The Congress have agreed to add the Massachusetts regiment to the forces they at first destined for Canada. This is the more necessary, as it is now uncertain whether two battalions, as was expected, can be raised out of the troops in that country. But they do not, by this, mean to weaken your army. They have, therefore, ordered that the three regiments you applied for from Massachusetts Bay, New Hampshire, and Connecticut, shall be exclusive of the thirteen wanted for the army at Cambridge.
By the latest advices from England, it appears that Administration are determined to exert themselves, and to send a considerable force against us next spring, though at the same time they pretend to say, that they will offer terms of accommodation, and mean only by their armament to enforce their terms.

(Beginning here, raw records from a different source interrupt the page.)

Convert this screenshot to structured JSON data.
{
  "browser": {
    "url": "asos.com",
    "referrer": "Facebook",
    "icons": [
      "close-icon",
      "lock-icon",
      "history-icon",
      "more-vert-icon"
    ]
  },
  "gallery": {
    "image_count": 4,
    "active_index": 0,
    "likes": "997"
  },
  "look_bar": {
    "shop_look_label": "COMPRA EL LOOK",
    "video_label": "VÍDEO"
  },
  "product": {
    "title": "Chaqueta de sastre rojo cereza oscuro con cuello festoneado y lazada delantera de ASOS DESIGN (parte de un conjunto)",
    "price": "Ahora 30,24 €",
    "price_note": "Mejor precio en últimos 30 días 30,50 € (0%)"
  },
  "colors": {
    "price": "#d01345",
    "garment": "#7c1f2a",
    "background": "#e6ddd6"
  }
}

It behooves us, therefore, to be ready to receive them; for, should an accommodation take place, the terms will be severe or favorable in proportion to our ability to resist,
The Congress highly approve your sending General Lee to the assistance of New York, as a measure judicious and necessary, and have also appointed three of their body to repair to New York and confer with General Lee and the Committee of Safety of New York, on the subject of putting that Colony in a posture of defence.
General Prescott arrived here last Thursday, and is this day ordered into close confinement in the jail of this city.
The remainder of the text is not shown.